S’skree were smaller, on average, than others, but they were also stronger.
He’d need to be careful of underestimating this male once he attacked.
“Not really,” Tanin said easily, coming to a halt on the other side of the table. Hands resting casually in his pockets. A dark shadow that set Sway’s nerves on edge as it smiled at him just beyond the reach of the surgery light. “Actually, I came to recruit you.”
“What?” For the second time, Sway was surprised. A bit less so this time, however. The Master was famous for being demented and dangerous, but Sway had earned his own notoriety. He couldn’t be that shocked someone else would attempt to control him.
But this wasn’t the same as when the Master first obtained Sway. He wasn’t weak and helpless any longer. If the Master was gone, then Sway wasn’t going to be puppet to another. He would rather-
“How would you like to get out of here? Out of Rik-Vane, I mean.”

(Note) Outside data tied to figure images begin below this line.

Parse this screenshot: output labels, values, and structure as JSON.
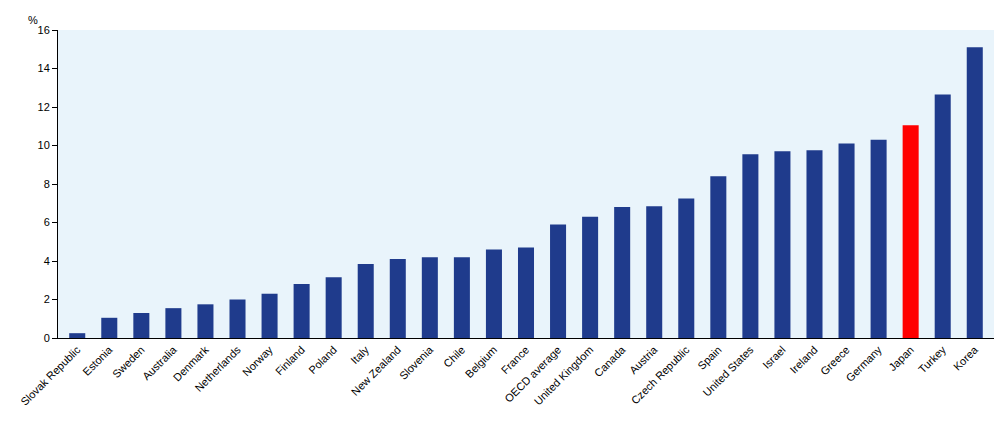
{
  "chart_data": {
    "type": "bar",
    "ylabel": "%",
    "categories": [
      "Slovak Republic",
      "Estonia",
      "Sweden",
      "Australia",
      "Denmark",
      "Netherlands",
      "Norway",
      "Finland",
      "Poland",
      "Italy",
      "New Zealand",
      "Slovenia",
      "Chile",
      "Belgium",
      "France",
      "OECD average",
      "United Kingdom",
      "Canada",
      "Austria",
      "Czech Republic",
      "Spain",
      "United States",
      "Israel",
      "Ireland",
      "Greece",
      "Germany",
      "Japan",
      "Turkey",
      "Korea"
    ],
    "values": [
      0.25,
      1.05,
      1.3,
      1.55,
      1.75,
      2.0,
      2.3,
      2.8,
      3.15,
      3.85,
      4.1,
      4.2,
      4.2,
      4.6,
      4.7,
      5.9,
      6.3,
      6.8,
      6.85,
      7.25,
      8.4,
      9.55,
      9.7,
      9.75,
      10.1,
      10.3,
      11.05,
      12.65,
      15.1
    ],
    "colors": [
      "#1f3b8c",
      "#1f3b8c",
      "#1f3b8c",
      "#1f3b8c",
      "#1f3b8c",
      "#1f3b8c",
      "#1f3b8c",
      "#1f3b8c",
      "#1f3b8c",
      "#1f3b8c",
      "#1f3b8c",
      "#1f3b8c",
      "#1f3b8c",
      "#1f3b8c",
      "#1f3b8c",
      "#1f3b8c",
      "#1f3b8c",
      "#1f3b8c",
      "#1f3b8c",
      "#1f3b8c",
      "#1f3b8c",
      "#1f3b8c",
      "#1f3b8c",
      "#1f3b8c",
      "#1f3b8c",
      "#1f3b8c",
      "#ff0000",
      "#1f3b8c",
      "#1f3b8c"
    ],
    "ylim": [
      0,
      16
    ],
    "yticks": [
      0,
      2,
      4,
      6,
      8,
      10,
      12,
      14,
      16
    ],
    "grid": false
  }
}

Sway blinked. For the third time in such a short period, he was stunned.
Out… of Rik-Vane…?
Sway threw his head back, laughing loudly. He couldn’t help it. That was probably the most ridiculous thing this shadowy male could have said. “Oh, yes. I’d love a potion of immortality as well if you’re just handing out miracles.”
“I’ll see what I can do, but let’s focus on one miracle at a time.” Tanin smirked, unbothered by his mockery. “I mean it. I got a plan. I can get us a ship and a way out of here. But I need someone who can fly the void damned thing.”

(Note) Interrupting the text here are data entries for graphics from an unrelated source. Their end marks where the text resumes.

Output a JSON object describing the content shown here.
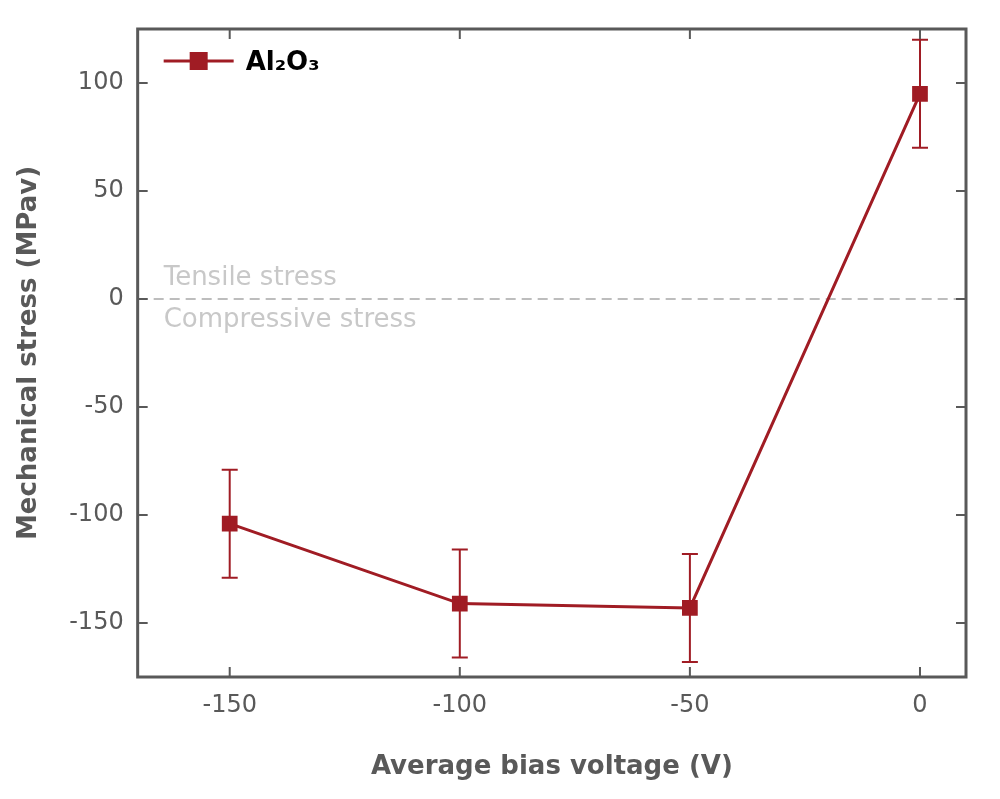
{
  "chart_data": {
    "type": "line",
    "x_label": "Average bias voltage (V)",
    "y_label": "Mechanical stress (MPav)",
    "annotations": [
      "Tensile stress",
      "Compressive stress"
    ],
    "reference_y": 0,
    "x": [
      -150,
      -100,
      -50,
      0
    ],
    "series": [
      {
        "name": "Al₂O₃",
        "color": "#a01c24",
        "marker": "square",
        "line_style": "solid",
        "values": [
          -104,
          -141,
          -143,
          95
        ],
        "errors": [
          25,
          25,
          25,
          25
        ]
      }
    ],
    "xlim": [
      -170,
      10
    ],
    "xticks": [
      -150,
      -100,
      -50,
      0
    ],
    "ylim": [
      -175,
      125
    ],
    "yticks": [
      -150,
      -100,
      -50,
      0,
      50,
      100
    ],
    "grid": false,
    "legend": "upper left"
  }
}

Sway held out his hands, gesturing to the lab around him. “Do I look like a pilot to you?”
“No, but you’re smart. You can learn the math needed to do subspace navigation. This plan will take a while to complete. You have time to figure it out.”
Sway scoffed, tapping his claws against his thigh. “So, you have a half-baked plan and step one is getting a pilot that can’t navigate? Brilliant. Where do I sign up?”
“Yeah, Alred thought my choice was odd too. He had a whole list of candidates that could be my navigator, pretty much all of whom already knew at least the basics of subspace navigation. Your name was pretty far down that list. And even then, you were only there because he’s a completionist and you do know some subspace math. ”
Sway’s eyes narrowed. He did know subspace math. But only because of the very experiment that had created a dead male that laid cooling between them.
Death. Terrible and awful death. That was the only subspace math he knew. But-
“How do you know that?”
Tanin chuckled. “Alred knows a lot. Including the experiments your Master ran exposing living flesh to the subspace. And the fact that you were the one who had to do those calculations. Still, he argued against me when I picked you. Said that you knowing how to access subspace isn’t nearly enough to actually navigate through it. ”
Sway fought against himself. The urge to dismiss this fool battling with his curiosity about someone who had clearly just proven strong and clever enough to get into the Master’s well-fortified lab and had the resources to know about the experiments they ran.
Eventually, curiosity won out and he found himself asking, “Why choose me then?”
“Because I don’t care if you know it now.
You can learn it at all later. You’ve already proven you can.
You learned how to access subspace using little more than scrap and half-remembered equations given to you by people your Master tortured for information.
You can learn under pressure, and, more importantly, you can figure out what you don’t know without being told directly. That’s a rarer skill than you think.”
“I don’t delude myself into thinking I’m the smartest male on this station,” Sway sneered. “You still had better options than me.”
Tanin’s grin widened, small fangs glinting in the light. “You’re right. What I really need are males I know I can trust and depend on. Males I can put at my back who I know won’t stab me in it.”